A jury made up of members of GEHITU, the Basque Association of Gays, Lesbians, Transexuals and Bisexuals, has selected five Latin American movies as finalists of the 10th Sebastian Latino Award, to be presented during San Sebastian Festival’s 70th edition. The chosen titles are Errante corazón (Ámame), Marte Um (Mars One), Petit mal, Sublime and Un varón
The award goes to the Latin American feature that best represents the defence of the demands and values of the LGTBI Community the length and breadth of the continent.
“The selection reflects all the plurality, diversity and contradictions that occur between LGTBI people”, say GEHITU. The collective stresses that this representation makes it possible to see that “the LGTBI-phobia suffered by these people must be crossed with other factors to be taken into account, such as age, social class, legal situation and a long list of others; factors which can worsen their life projects”. They also add that all of this “prevents the clean, non-binary and unprejudiced approach of younger people from becoming that of all men and women.”
In 2021, the Sebastiane Latino went to the Brazilian production Medusa, by Anita Rocha da Silveira, who describes the reality of women and the LGTBI collective through fantasy cinema. In keeping with tradition, one of the five finalist movies, Nudo Mixteco, by Ángeles Cruz, will screen in different towns of Gipuzkoa (Deba, Lasarte and Tolosa) on the first weekend of the San Sebastian Festival.
By issuing its call for the 10th edition of the award, the winner of which will be announced in August, GEHITU continues to support Latin American LGTBI cinema in the framework of the San Sebastian Festival. Similarly during the 70th edition, running from September 16-24, GEHITU will organise the 8th Ibero-American LGTBI Film Festival Meeting, to be attended by representatives of more than 25 Spanish and Latin American competitions.
ÁMAME tells the tale of Santiago, an emotionally broken man who seems to have nothing to hold onto and whose personal life has completely lost its direction. Together with Laila, his teenage daughter, he will live through what feels like a chaotic summer in Argentina and Brazil, yet which will finally become a turning point in their relationship and lives. This is the story of a daughter’s emancipation from her father, and at the same time that of a man who desperately wants nothing more than to love and be loved.
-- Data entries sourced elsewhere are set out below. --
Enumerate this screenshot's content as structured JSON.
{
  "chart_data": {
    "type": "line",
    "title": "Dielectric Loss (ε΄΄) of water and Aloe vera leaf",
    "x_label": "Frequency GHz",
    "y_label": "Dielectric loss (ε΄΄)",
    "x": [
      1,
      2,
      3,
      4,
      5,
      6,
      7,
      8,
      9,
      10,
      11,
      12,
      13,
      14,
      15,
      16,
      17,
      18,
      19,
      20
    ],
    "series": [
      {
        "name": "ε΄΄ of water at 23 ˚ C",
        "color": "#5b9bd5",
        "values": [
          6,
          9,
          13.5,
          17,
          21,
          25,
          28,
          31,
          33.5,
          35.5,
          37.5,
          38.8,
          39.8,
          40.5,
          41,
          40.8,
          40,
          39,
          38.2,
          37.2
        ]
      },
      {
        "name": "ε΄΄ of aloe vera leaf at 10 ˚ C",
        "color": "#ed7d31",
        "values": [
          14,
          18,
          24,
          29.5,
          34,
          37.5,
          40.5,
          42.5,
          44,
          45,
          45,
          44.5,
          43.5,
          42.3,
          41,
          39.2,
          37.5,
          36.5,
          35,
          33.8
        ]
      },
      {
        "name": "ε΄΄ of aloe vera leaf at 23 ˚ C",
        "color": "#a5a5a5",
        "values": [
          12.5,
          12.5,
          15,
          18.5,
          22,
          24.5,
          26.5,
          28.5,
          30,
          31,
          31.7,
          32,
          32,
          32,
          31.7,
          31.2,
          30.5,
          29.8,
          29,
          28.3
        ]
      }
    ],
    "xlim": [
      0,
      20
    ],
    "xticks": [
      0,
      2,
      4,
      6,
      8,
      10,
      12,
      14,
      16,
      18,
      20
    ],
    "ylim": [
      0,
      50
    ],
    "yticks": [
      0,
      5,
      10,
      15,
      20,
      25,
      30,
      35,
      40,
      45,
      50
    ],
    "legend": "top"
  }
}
The members of the Martins family, hopeful dreamers, live quietly on the outskirts of a large Brazilian city. After the disappointing investiture of an extreme right-wing president, and as a lower-middle class black family, they feel the tension of the new reality as the political power takes hold. Tercia, the mother, reinterprets her world after an accidental occurrence makes her believe she is cursed. Wellington, her husband, puts all his hopes into the footballing career of their son, Deivinho, who grudgingly follows his father’s ambitions despite secretly wanting to study astrophysics and colonize Mars. Meanwhile, his elder daughter, Eunice, falls in love with a young free-spirited girl and wonders whether the time has come to leave home.
Have you ever come across a “throuple”? We open the doors of our home to show you how our life is, how we, as a trio of women, live the absence of one of us. This real fiction shows us how we cope with loneliness, jealousy and how we must adapt when three become two.
Manuel (16) lives in a small coastal town. He plays bass in a band with his best friends. One of them is Felipe, with whom he shares a strong friendship from a very young age. Manuel is dating Azul, a relationship that they are intensely exploring. But when the moment of his first time comes, Manuel feels something completely new that makes him see things with different eyes.
Carlos lives in a youth hostel in the centre of Bogotá, a kind of refuge that tries to soften the harshness of life. It is Christmas and Carlos misses being unable to spend the day with his mother in prison and his sister, both lost in the spiral of urban violence. When he comes out of the hostel, Carlos is faced with the toughness of the streets of his district, ruled by the law of the strongest, the alpha ‘macho’. While waiting for a family reunion, Carlos must show that he too can be one of them, while deep down he has to face up to decisions that contradict those expressions of masculinity.